Alhaji Sa'idu Barda is a Nigerian politician who was elected on the National Republican Convention (NRC) platform as Governor of Katsina State, Nigeria, holding office between January 1992 and November 1993 during the Nigerian Third Republic. He remained active in politics in the Nigerian Fourth Republic.

==Katsina State governor==

In the December 1991 elections for governor of Katsina State, Barda defeated Umaru Yar'Adua, the Social Democratic Party (SDP) candidate. Yar'Adua later went on to be elected president in April 2007.
Umaru's elder brother General Shehu Yar'Adua, then a prominent politician with presidential ambitions, had failed to give his full backing to Umaru's bid.
Barda was favored by the military president at the time, General Ibrahim Babangida.

Barda completed construction of a flour mill in Katsina, initiated in 1981, but later abandoned.
In June 1993, Barda set up a committee on the Rehabilitation of Education "to look into the educational decadence in schools ... and proffer solutions." He also laid the foundation for the Othman Dan Fodio Institute, intended to be the first Islamic university in Nigeria but later abandoned.
Barda supported Babangida's annulment of the 12 June 1993 election of MKO Abiola as president, saying "blood will flow on an unprecedented scale" if the annulment were to be reversed.
The political struggles that followed the annulment led to the coup in which General Sani Abacha took power in November 1993, when all elected governors were dismissed.

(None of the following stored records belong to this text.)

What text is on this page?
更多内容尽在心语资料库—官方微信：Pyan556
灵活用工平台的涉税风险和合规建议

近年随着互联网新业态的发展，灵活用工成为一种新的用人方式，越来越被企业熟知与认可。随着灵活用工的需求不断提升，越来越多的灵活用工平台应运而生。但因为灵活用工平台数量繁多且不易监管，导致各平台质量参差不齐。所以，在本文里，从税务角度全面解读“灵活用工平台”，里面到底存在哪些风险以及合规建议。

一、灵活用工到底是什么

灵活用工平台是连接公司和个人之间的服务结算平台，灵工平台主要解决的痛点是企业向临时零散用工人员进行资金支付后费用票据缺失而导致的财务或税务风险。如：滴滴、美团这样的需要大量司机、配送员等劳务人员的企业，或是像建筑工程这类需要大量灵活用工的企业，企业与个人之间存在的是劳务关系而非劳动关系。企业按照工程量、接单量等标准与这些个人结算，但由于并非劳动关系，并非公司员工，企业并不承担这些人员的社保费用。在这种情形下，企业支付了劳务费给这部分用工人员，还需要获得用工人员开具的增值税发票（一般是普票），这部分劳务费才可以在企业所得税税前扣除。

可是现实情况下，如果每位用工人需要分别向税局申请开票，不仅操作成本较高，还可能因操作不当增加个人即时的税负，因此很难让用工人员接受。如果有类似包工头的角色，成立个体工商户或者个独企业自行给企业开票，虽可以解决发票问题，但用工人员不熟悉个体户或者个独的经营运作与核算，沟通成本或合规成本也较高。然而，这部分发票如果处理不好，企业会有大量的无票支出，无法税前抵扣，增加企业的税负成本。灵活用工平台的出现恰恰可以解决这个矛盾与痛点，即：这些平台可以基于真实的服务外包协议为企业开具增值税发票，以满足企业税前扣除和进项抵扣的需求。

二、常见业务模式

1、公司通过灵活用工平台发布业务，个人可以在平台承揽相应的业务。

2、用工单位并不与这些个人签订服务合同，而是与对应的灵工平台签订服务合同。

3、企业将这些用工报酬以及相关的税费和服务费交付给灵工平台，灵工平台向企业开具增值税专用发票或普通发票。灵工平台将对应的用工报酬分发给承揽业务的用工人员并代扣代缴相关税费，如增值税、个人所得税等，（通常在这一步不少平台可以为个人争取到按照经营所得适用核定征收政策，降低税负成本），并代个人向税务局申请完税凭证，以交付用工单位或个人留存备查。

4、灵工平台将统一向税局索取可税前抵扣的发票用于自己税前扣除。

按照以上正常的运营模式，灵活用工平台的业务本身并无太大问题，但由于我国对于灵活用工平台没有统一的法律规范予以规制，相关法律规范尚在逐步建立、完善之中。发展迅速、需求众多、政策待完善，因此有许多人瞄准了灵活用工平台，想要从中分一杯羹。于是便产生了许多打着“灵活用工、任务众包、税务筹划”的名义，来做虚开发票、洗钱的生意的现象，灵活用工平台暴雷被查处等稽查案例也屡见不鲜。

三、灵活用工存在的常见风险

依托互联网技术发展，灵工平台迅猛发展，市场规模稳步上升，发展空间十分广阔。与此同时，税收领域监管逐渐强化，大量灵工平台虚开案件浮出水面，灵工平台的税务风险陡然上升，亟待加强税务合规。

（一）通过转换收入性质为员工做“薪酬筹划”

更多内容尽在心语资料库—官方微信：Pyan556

==Later political career==

Barda was active in politics in the Nigerian Fourth Republic, becoming leader of the United Nigeria People's Party (UNPP).
In January 2003, as chairman of the UNPP primary convention, Barda announced that Senator Jim Ifeanyichukwu Nwobodo would be the party's candidate in the April 2003 presidential elections.
In May 2003, Barda was a member of the Arewa Consultative Forum, a group of Northern political leaders.
In October 2009, Barda was at a meeting where former military ruler Muhammadu Buhari announced the formation of a new political alliance, the National Democratic Movement.
In 2010, Barda was deputy chairman of the Arewa Consultative Forum.